Sadly, we can see that this idea didn’t succeed. Therefore, the government was placed into the position when they are either going to adopt one of the existing ones, or there will be none of them. As we can see, they opted for the second scenario. However, not only that they have decided not to have their crypto, the government decided to ban all other ones.

Plus, there have been some threats that they will arrest any owner of the cryptos, mainly BTC. The regulation was introduced back in 2019, and it said that anyone who mines, sells, holds, and generates cryptos will be arrested and sentenced to ten years in prison. Surely, this situation generates a lot of challenges for the people interested in this concept in India. Therefore, we would like to talk about the biggest challenges these people are facing in this country. Let’s take a look at them.

1. There’s No Way Out


When you take a look at the proposed law, you will see that there’s no way out for people who dealt with cryptos before it. That doesn’t mean that the law will have a retrospective effect. Instead, many investors see it as a threat for them to leave their positions legally.

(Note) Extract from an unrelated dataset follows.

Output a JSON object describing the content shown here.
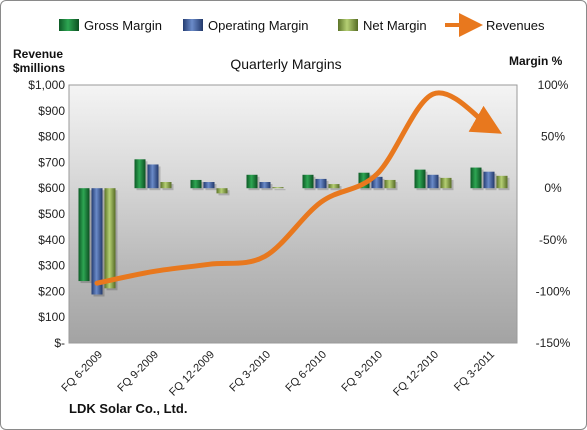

There’s no legal frame for the people who have been present at the market to sell their coins to foreign markets and, let’s say, turn legal once again. However, there’s still hope that some part of the law will present these people with an opportunity to sell their cryptos and exit the dangerous space imposed by the government. According to the recent statistics, around 5 million Indians have some connection to the market.

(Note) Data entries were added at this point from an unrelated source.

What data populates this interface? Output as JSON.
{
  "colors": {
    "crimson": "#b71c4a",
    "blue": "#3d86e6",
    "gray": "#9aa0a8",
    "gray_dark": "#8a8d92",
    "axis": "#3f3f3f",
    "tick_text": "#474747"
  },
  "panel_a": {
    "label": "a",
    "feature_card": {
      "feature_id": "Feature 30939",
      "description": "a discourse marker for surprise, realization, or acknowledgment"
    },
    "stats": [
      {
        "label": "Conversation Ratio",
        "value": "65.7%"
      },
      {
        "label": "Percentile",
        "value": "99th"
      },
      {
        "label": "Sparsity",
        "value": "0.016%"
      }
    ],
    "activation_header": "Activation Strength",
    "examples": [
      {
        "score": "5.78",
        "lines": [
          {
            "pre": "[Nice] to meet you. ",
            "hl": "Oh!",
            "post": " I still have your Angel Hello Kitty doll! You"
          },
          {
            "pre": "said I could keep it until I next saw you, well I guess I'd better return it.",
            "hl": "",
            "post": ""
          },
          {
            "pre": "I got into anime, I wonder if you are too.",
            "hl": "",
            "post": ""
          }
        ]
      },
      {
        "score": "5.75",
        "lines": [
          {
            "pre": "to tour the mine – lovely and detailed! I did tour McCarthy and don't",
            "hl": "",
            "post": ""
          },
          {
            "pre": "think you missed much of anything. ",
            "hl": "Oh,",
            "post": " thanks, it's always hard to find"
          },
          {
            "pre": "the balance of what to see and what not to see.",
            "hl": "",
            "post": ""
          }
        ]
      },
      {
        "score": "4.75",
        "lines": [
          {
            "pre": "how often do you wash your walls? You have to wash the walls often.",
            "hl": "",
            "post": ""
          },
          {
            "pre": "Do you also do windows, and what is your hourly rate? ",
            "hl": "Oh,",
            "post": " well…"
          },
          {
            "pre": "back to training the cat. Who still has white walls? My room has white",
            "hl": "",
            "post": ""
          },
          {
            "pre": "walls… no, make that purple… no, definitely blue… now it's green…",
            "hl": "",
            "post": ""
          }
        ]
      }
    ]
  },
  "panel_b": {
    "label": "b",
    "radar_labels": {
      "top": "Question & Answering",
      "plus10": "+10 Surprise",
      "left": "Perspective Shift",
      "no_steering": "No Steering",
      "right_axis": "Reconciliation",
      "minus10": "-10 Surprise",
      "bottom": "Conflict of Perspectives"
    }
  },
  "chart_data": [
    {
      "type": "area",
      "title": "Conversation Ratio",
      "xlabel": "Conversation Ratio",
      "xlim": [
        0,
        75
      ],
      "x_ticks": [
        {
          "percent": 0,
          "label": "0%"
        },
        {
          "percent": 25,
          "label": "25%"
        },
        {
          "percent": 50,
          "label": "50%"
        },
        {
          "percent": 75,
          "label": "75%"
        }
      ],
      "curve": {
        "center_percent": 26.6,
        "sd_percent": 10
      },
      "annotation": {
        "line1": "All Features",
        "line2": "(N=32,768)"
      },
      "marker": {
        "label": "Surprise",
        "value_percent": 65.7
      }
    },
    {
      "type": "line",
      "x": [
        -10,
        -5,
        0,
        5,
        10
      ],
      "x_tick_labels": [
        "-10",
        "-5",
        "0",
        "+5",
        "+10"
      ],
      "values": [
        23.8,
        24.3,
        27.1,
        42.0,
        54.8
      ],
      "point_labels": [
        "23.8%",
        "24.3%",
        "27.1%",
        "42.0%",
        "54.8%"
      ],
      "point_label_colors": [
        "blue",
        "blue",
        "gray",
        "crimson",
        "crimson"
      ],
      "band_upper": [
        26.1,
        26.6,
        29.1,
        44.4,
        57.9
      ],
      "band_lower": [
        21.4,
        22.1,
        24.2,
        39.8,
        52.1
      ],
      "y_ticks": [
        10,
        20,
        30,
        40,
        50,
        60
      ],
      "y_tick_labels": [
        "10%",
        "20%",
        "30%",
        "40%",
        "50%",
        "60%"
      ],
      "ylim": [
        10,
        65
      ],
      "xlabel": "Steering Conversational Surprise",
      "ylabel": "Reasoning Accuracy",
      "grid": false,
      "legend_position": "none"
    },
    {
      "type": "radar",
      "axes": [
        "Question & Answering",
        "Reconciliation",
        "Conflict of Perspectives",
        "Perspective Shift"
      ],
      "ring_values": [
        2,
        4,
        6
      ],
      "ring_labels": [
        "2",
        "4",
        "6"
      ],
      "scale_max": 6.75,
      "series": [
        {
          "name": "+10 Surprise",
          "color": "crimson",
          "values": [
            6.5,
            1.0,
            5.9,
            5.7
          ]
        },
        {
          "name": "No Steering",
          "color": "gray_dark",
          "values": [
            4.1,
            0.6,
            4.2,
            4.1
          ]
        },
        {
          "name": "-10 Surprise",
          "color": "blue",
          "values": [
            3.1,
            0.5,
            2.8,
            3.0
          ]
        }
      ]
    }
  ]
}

2. The Growth Can’t be Avoided


Despite all the regulations that might be imposed by the country’s officials, we can see that the future growth of cryptocurrencies in India can’t be avoided. However, the question is, will people be able to participate in the market in the same capacity. For example, maybe the owners will have an easier time buying them, but they will be prevented to sell them. We mean, who knows?

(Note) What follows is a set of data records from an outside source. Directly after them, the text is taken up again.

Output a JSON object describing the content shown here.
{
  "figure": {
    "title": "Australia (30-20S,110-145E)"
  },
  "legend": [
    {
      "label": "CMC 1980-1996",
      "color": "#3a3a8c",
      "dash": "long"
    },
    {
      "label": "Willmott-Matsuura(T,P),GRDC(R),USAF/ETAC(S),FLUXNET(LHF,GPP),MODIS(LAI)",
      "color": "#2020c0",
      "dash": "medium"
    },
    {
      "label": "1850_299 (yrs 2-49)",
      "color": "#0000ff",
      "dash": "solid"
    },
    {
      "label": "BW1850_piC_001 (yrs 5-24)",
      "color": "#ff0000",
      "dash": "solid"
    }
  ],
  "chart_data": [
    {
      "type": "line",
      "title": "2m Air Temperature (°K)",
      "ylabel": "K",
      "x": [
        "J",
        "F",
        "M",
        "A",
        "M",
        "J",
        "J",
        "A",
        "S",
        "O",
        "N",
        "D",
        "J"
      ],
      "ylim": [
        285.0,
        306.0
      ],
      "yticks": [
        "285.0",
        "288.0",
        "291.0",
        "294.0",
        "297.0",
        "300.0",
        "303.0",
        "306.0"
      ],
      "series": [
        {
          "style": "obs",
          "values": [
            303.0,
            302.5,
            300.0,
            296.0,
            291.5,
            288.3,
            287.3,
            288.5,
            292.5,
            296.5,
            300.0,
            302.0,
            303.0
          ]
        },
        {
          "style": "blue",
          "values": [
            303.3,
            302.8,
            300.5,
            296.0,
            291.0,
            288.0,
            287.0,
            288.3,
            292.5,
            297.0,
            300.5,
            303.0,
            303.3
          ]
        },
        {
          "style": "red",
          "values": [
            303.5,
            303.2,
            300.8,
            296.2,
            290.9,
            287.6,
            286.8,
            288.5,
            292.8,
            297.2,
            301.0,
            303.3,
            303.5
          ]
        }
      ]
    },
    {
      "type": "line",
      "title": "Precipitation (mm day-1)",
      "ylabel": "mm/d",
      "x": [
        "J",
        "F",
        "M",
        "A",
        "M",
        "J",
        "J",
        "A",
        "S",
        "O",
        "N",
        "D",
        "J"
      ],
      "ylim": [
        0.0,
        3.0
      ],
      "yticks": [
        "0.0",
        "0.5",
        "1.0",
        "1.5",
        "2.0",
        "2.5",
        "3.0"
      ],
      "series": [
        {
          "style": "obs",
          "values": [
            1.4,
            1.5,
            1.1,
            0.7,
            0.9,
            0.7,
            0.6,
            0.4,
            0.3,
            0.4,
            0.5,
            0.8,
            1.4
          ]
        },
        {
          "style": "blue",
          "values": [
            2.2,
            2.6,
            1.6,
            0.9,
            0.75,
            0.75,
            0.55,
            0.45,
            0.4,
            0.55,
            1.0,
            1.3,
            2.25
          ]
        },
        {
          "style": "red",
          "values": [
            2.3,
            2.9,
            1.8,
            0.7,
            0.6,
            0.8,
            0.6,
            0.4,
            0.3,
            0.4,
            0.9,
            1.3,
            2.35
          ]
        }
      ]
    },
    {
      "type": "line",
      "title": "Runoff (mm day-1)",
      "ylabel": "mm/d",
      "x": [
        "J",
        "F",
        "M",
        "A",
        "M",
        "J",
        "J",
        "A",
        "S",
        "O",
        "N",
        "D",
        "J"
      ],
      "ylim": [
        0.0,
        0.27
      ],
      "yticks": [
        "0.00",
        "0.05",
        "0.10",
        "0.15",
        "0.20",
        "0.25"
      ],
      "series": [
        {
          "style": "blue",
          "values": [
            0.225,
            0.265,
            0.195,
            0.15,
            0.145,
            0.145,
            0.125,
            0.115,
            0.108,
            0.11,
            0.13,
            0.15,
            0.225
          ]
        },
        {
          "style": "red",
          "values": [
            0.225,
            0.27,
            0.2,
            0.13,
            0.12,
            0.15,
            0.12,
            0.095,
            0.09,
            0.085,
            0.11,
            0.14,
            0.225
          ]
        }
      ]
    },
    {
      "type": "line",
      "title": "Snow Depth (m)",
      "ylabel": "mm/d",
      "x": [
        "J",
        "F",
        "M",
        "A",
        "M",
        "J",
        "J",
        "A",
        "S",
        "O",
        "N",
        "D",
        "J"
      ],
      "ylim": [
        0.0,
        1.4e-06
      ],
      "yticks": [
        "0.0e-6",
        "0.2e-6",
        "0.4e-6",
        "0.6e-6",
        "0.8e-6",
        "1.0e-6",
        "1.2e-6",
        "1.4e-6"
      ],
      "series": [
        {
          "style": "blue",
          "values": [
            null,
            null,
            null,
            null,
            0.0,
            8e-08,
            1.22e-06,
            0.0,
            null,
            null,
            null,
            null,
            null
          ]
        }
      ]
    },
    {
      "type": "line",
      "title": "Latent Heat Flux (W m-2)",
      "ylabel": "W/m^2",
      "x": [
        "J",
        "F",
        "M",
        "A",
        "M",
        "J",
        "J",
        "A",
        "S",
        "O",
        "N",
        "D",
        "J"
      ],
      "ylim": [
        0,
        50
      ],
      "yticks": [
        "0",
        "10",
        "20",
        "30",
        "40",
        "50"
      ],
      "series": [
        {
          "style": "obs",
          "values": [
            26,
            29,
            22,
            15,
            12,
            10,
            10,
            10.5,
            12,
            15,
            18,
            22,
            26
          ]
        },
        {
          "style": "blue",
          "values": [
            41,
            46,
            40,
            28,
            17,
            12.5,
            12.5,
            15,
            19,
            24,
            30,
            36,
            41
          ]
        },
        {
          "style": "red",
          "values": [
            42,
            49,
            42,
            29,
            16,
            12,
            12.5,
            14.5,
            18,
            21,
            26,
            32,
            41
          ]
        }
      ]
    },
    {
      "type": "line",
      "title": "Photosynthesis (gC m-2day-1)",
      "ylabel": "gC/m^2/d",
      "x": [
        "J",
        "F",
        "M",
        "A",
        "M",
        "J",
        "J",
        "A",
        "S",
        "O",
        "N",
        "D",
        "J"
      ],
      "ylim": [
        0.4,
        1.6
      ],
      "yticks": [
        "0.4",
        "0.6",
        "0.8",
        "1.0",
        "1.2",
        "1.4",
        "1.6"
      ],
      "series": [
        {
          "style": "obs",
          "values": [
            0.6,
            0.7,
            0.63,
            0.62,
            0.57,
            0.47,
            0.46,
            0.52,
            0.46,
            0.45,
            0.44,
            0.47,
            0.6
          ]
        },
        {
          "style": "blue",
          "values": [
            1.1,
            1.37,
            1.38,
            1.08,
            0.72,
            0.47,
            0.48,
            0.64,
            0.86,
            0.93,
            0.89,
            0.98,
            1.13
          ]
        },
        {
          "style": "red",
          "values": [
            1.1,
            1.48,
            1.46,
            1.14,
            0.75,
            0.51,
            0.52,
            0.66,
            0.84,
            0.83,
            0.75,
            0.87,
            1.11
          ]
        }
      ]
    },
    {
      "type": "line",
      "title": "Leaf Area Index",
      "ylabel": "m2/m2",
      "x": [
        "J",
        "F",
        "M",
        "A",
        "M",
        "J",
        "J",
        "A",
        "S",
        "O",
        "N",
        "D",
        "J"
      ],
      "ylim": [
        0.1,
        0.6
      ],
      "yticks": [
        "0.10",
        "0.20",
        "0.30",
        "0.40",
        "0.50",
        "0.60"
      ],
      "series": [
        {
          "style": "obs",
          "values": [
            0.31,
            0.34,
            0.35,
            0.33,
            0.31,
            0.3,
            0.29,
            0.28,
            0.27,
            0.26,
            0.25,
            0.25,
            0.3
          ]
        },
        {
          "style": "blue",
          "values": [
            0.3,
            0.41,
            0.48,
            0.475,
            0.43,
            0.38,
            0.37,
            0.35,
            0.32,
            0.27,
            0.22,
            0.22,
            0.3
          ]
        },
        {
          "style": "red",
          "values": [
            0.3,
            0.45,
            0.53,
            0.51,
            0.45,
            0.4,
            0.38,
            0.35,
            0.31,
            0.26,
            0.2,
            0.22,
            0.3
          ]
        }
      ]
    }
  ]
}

There are a lot of strange regulations all over the world that simply don’t function as they were imagined at the moment of their creation. At the same time, chances are that the people who’ve just started participating in it will not be content with this decision. Therefore, they will maybe continue to participate in it. However, they will avoid doing it in India. Surely, this means that the country will suffer a major loss just for not receiving a piece of that money through potential taxes.

3. A Bad Publicity


It’s not a surprise that the official institutions don’t like digital currencies since they cannot control them. Sure, it can be taxed, but the question of anonymity still stays unresolvable for the time being. Over time, digital currencies have gained some really bad publicity, especially in countries that are interested in banning them completely, like India. They are often regarded as a channel for terror financiers and money launderers.

We can see that there were allegations of ISIS having their own e-wallet, which received more than $20 million in just one month, back in 2015. While there is no way that this can be confirmed, due to the nature of the concept we are talking about, we can see that the bad name kind of stuck with BTC and all other cryptos. Nowadays, this is one of the commonest allegations digital currencies receive all over the world. However, it needs to be said that these allegations are still to be confirmed.

4. The Lack of Protection for Investors


We’ve already said that there is almost no way for investors to leave the market after the law has passed the regulatory institutions in India. At the same time, there’s no protection for them at all. There’s no protection for those who have been at the market for quite a long time. Meaning, they will need to completely abandon whatever they were doing at the crypto market and start a whole new career. Surely, this doesn’t sound right.

What’s even stranger is that the world is in the middle of a coronavirus crisis that almost destroyed the world’s economy. Just think about all the lost positions at various companies and how many years they will need to recover. So, it looks like the Indian officials are not ready to listen to problems investors have. Instead, they just want to ban all the cryptos for almost no reason. In this process, there’s no protection for people, which is an absolute must whenever there’s a shift in the country’s policy towards some concept, right?

The Wrap-up

Surely, you see that this is a pretty complex situation. The government is ready to completely ban the concept of digital currencies while there are more than 5 million people who are traders, holders, sellers, etc. Therefore, we can see that more than 5 million people are in danger of receiving a 10-year sentence. We absolutely agree that it sounds pretty harsh and dangerous for them. Here, we’ve provided you with four main challenges people who participate in the crypto market face in India. We hope that some solution to this problem will be found.